We did a good job cleaning the data! Now let's see if that made any difference on our analysis.

Let's plot highway mpg vs engine size colored by number of cylinders, faceted by drive wheels and fuel type. And yes, jitter, alpha blend, and linear trend lines please!

In [None]:
# Create highway mpg vs engine size plot
# include cylinders, drive wheels, and fuel type
# Add jitter, alpha and trend lines
df %>% 
   ggplot(aes(x = ___, y = ___, ___ = ___)) + 
   ___(alpha = 0.3) +
   ___(se = FALSE, ___) +
   ___(drive_wheels ~ ___)

Let's summarize the cleaning process we did in a single code block.

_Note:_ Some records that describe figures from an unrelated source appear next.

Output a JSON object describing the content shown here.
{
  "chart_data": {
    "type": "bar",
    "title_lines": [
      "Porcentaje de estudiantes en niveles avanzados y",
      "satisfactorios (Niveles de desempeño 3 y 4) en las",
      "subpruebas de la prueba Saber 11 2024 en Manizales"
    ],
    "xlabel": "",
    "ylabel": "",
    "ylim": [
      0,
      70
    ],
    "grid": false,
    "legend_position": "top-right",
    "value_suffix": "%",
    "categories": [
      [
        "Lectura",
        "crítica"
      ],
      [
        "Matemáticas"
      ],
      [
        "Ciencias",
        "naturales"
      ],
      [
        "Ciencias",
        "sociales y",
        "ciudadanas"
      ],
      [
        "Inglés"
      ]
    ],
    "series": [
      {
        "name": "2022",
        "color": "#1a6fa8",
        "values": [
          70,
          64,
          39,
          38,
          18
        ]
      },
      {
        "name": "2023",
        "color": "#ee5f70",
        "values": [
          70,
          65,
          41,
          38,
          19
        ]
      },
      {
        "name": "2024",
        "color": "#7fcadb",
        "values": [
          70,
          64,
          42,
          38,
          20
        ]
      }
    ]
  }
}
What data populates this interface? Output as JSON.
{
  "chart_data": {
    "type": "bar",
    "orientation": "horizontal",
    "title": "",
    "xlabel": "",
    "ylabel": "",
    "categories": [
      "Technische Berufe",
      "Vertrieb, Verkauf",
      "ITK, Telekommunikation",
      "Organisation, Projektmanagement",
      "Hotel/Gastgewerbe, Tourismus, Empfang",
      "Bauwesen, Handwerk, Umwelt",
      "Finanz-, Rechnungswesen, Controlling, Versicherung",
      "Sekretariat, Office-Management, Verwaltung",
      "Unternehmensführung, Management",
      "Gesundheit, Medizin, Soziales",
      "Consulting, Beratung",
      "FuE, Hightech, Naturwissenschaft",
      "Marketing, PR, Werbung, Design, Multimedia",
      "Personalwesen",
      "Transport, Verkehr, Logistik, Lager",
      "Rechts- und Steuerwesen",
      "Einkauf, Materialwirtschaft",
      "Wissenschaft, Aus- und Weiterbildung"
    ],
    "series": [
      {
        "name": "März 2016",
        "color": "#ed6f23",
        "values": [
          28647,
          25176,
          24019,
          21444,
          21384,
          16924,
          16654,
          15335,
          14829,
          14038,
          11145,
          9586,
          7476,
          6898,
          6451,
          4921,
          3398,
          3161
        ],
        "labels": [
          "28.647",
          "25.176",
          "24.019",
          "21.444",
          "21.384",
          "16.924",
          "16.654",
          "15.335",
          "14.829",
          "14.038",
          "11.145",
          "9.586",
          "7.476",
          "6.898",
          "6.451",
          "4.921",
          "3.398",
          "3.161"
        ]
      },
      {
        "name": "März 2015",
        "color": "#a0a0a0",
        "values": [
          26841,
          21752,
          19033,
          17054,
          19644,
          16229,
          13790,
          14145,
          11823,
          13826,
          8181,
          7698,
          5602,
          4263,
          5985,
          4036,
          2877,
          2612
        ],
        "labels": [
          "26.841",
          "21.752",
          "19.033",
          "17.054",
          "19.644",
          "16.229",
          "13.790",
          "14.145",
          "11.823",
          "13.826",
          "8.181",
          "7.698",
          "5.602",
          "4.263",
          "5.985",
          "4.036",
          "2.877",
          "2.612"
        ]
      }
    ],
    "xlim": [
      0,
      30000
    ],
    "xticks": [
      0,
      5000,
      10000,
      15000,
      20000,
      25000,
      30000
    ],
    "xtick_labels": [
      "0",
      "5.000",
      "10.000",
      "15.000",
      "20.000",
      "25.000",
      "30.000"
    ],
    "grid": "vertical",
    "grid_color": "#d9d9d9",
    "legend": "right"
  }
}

This is an exercise in looking back at what you did earlier and recreating it below to reinforce your learning and to use this as a more concise code reference.

In [None]:
# Load libraries
___ # forcats
___ # tidyverse

# Load data
df_auto <- ___("auto.csv")

# Select columns of interest
df <- df_auto %>% 
   ___(fuel_type, drive_wheels, 
          curb_weight, engine_type, 
          num_of_cylinders, engine_size, 
          fuel_system, horsepower, 
          city_mpg, highway_mpg)

# Filter rows as necessary
df <- df %>% 
   ___(num_of_cylinders ___, 
          drive_wheels ___) %>% 
   ___(num_of_cylinders = ___,
          fuel_type = ___,
          drive_wheels = ___,
          engine_type = ___,
          fuel_system = ___,
          horsepower = ___)

# Dropping levels wasn't required
# Drop all rows containing NAs
___

# Glimpse result
___

# Summary result
___

Notice the same number of rows and columns and data types as before. Nicely done!